If you could change your name, what would you change it to?  I JUST got done changing it, and I'm not doing that again any time soon!  I'm not overly fond of Kathleen (attending Catholic school for 9 years has led me to associate that name with old Irish nuns), but I've made my peace with it.  When I was little, I did beg my family to refer to me as Olivia. 


Where do you want to go on your next vacation? Oh god, ANYWHERE!  I've been stuck in the IE for far too long.  We're thinking of flying out to the East Coast next year for a short vacation.  Maybe D.C.?  And perhaps a short trip sometime before then, Vegas or Arizona or something.


What is one political cause you feel strongly about?  Civil rights, and equality under the law for all persons regardless of sexual orientation or any other factor.  Also health care, but I don't feel strongly about it as a political issue per say.  I feel strongly that it should not be a political issue at all, and that we need to reconsider how impersonal and technology-dependent the whole system has become.  We've given too much power to the medical establishment, and we as individuals have relinquished too much control over our own bodies.  And I'm going to step off my soapbox now before I get started....


Have you ever stolen anything?  I stole one of those little roll-up horoscope thingies from the check out line in the supermarket once.  My mom saw me reading it later, gave me a look, and asked me where I got it (how do moms always know??)  I lied to cover my butt, but the guilt, oh the guilt, it was horrible!


Tell us something embarrassing about yourself.  I spent most of Wednesday afternoon avoiding school work by watching the Wonder Years episodes on Netflix... and may or may not have teared up when Kevin and Winnie danced at the prom.  Yes I DO blame PMS.

Sunday, October 2, 2011

(Not so) easy like Sunday morning


Sunday is, occasionally, my favorite day of the week.  I say "occasionally" because, with life being so hectic, nothing stays routine for very long.

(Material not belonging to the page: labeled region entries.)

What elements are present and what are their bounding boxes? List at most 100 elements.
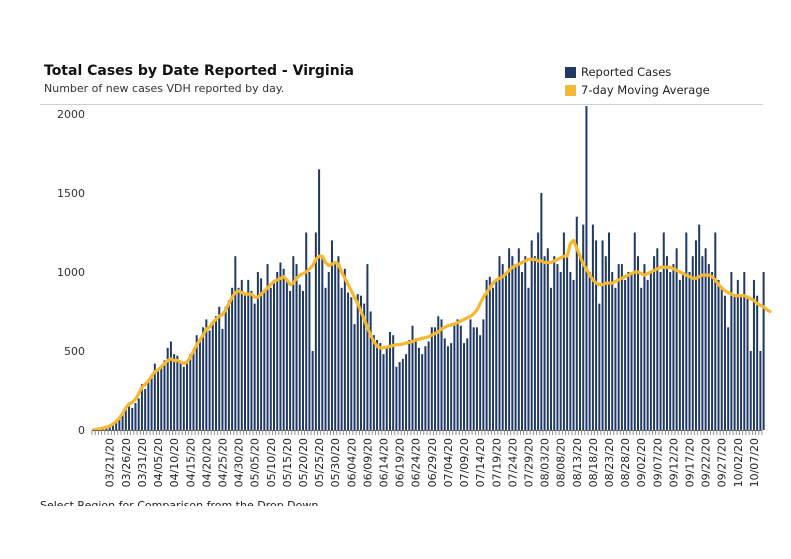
bar-reported-cases xyxy=(198,339,201,430)
bar-reported-cases xyxy=(469,319,472,430)
y-tick-label-0: 0 xyxy=(78,424,85,437)
bar-reported-cases xyxy=(289,290,292,430)
bar-reported-cases xyxy=(601,240,604,430)
bar-reported-cases xyxy=(273,279,275,430)
bar-reported-cases xyxy=(115,420,118,430)
bar-reported-cases xyxy=(359,295,362,430)
bar-reported-cases xyxy=(711,272,714,430)
bar-reported-cases xyxy=(163,360,166,430)
bar-reported-cases xyxy=(479,335,482,430)
bar-reported-cases xyxy=(231,287,234,430)
bar-reported-cases xyxy=(417,347,420,430)
bar-reported-cases xyxy=(131,407,134,430)
bar-reported-cases xyxy=(405,354,408,430)
x-tick-label-7: 04/25/20 xyxy=(216,438,229,487)
x-tick-label-33: 09/02/20 xyxy=(635,438,648,487)
bar-reported-cases xyxy=(189,354,192,430)
bar-reported-cases xyxy=(124,409,127,430)
bar-reported-cases xyxy=(556,264,559,430)
bar-reported-cases xyxy=(521,272,524,430)
bar-reported-cases xyxy=(620,264,623,430)
x-tick-label-24: 07/19/20 xyxy=(490,438,503,487)
bar-reported-cases xyxy=(736,279,739,430)
bar-reported-cases xyxy=(740,295,743,430)
bar-reported-cases xyxy=(150,377,153,430)
bar-reported-cases xyxy=(752,279,755,430)
bar-reported-cases xyxy=(492,287,495,430)
x-tick-label-5: 04/15/20 xyxy=(184,438,197,487)
bar-reported-cases xyxy=(646,279,649,430)
bar-reported-cases xyxy=(372,335,375,430)
bar-reported-cases xyxy=(501,264,504,430)
x-tick-label-40: 10/07/20 xyxy=(748,438,761,487)
bar-reported-cases xyxy=(649,272,652,430)
bar-reported-cases xyxy=(186,363,189,430)
bar-reported-cases xyxy=(530,240,533,430)
bar-reported-cases xyxy=(234,256,237,430)
bar-reported-cases xyxy=(160,366,163,430)
bar-reported-cases xyxy=(656,248,659,430)
bar-reported-cases xyxy=(572,279,575,430)
bar-reported-cases xyxy=(498,256,501,430)
bar-reported-cases xyxy=(595,240,598,430)
bar-reported-cases xyxy=(398,362,401,430)
bar-reported-cases xyxy=(298,284,301,430)
bar-reported-cases xyxy=(624,279,627,430)
x-tick-label-10: 05/10/20 xyxy=(265,438,278,487)
bar-reported-cases xyxy=(511,256,514,430)
bar-reported-cases xyxy=(343,268,346,430)
bar-reported-cases xyxy=(688,272,691,430)
bar-reported-cases xyxy=(282,268,285,430)
y-tick-label-1: 500 xyxy=(64,345,85,358)
bar-reported-cases xyxy=(292,256,295,430)
x-tick-label-38: 09/27/20 xyxy=(716,438,729,487)
bar-reported-cases xyxy=(466,338,469,430)
bar-reported-cases xyxy=(205,319,208,430)
bar-reported-cases xyxy=(633,232,636,430)
x-tick-label-13: 05/25/20 xyxy=(313,438,326,487)
bar-reported-cases xyxy=(720,287,723,430)
bar-reported-cases xyxy=(376,339,379,430)
bar-reported-cases xyxy=(153,363,156,430)
x-tick-label-39: 10/02/20 xyxy=(732,438,745,487)
bar-reported-cases xyxy=(608,232,610,430)
legend-item-reported-cases[interactable]: Reported Cases xyxy=(565,63,710,81)
x-tick-label-1: 03/26/20 xyxy=(120,438,133,487)
bar-reported-cases xyxy=(347,292,350,430)
bar-reported-cases xyxy=(408,339,411,430)
bar-reported-cases xyxy=(456,319,459,430)
bar-reported-cases xyxy=(643,264,646,430)
bar-reported-cases xyxy=(308,272,311,430)
bar-reported-cases xyxy=(411,325,414,430)
x-tick-label-18: 06/19/20 xyxy=(394,438,407,487)
bar-reported-cases xyxy=(166,347,169,430)
chart-title: Total Cases by Date Reported - Virginia xyxy=(44,63,354,79)
bar-reported-cases xyxy=(356,294,359,430)
bar-reported-cases xyxy=(208,330,211,430)
bar-reported-cases xyxy=(472,327,475,430)
footer-instruction: Select Region for Comparison from the Dr… xyxy=(40,499,319,506)
bar-reported-cases xyxy=(276,272,279,430)
bar-reported-cases xyxy=(424,346,427,430)
bar-reported-cases xyxy=(543,256,546,430)
bar-reported-cases xyxy=(269,287,272,430)
bar-reported-cases xyxy=(218,306,221,430)
bar-reported-cases xyxy=(495,279,498,430)
bar-reported-cases xyxy=(266,264,269,430)
bar-reported-cases xyxy=(330,240,333,430)
bar-reported-cases xyxy=(636,256,639,430)
bar-reported-cases xyxy=(202,327,205,430)
bar-reported-cases xyxy=(701,256,704,430)
bar-reported-cases xyxy=(401,358,404,430)
bar-reported-cases xyxy=(260,278,263,430)
bar-reported-cases xyxy=(682,272,685,430)
bar-reported-cases xyxy=(704,248,707,430)
x-tick-label-14: 05/30/20 xyxy=(329,438,342,487)
bar-reported-cases xyxy=(475,327,478,430)
bar-reported-cases xyxy=(176,355,179,430)
legend-item-moving-average[interactable]: 7-day Moving Average xyxy=(565,81,710,99)
bar-reported-cases xyxy=(665,256,668,430)
bar-reported-cases xyxy=(524,256,527,430)
bar-reported-cases xyxy=(363,303,366,430)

These days, it begins at the crack o'dawn (5:30) with breakfast, and I'm out the door by 6:15 to meet up for my group run.  Initially I thought there would be no way I could get myself up so early on a Sunday every week, but it's actually become something I look forward to. This morning I beat the alarm!  Who am I??

Today was 8 miles with the group.  I was nervous going into this one, since last week was fairly rough mentally and physically.  Super busy at work, total burnout on Monday, knee pain, crazy back spasms yesterday (due to some sloppy weight lifting on Friday... my bad...). BUT it turned out to be one of my best runs yet!  I love how that happens.  I also love being a beginner, because I set a new distance record every week!

Of course afterwards I look something like this:

 

Complete with dirt lines, instead of tan lines.  I feel really hard core saying that.  For a second.  Then I just feel gross and run straight to the shower.

Afterwards there is always coffee.  Up until recently my husband and I had a little tradition where we'd go out for coffee and catch up with each other on Sunday mornings.  As much as I enjoyed that, with me running longer and longer on Sundays, it's just not possible.  Plus he got a tutoring gig on Sundays for a couple hours (or 3...) so, well, we'll catch up some other time.  Maybe after we graduate.  But there was still coffee!


Afternoons are spent sleeping pouring over textbooks till 3 or so, and our evenings are usually spent with my family in Highland.  I know, it's kind of pathetic that I'm 26, married, and still do laundry at my parent's house.  #1: I AM a mama's girl, and not ashamed to admit it.  #2: Well, frankly, my family is incredibly entertaining and I love spending time with them. 

Case in point:




We just can't help ourselves.  I hope you all are having a wonderful Sunday as well!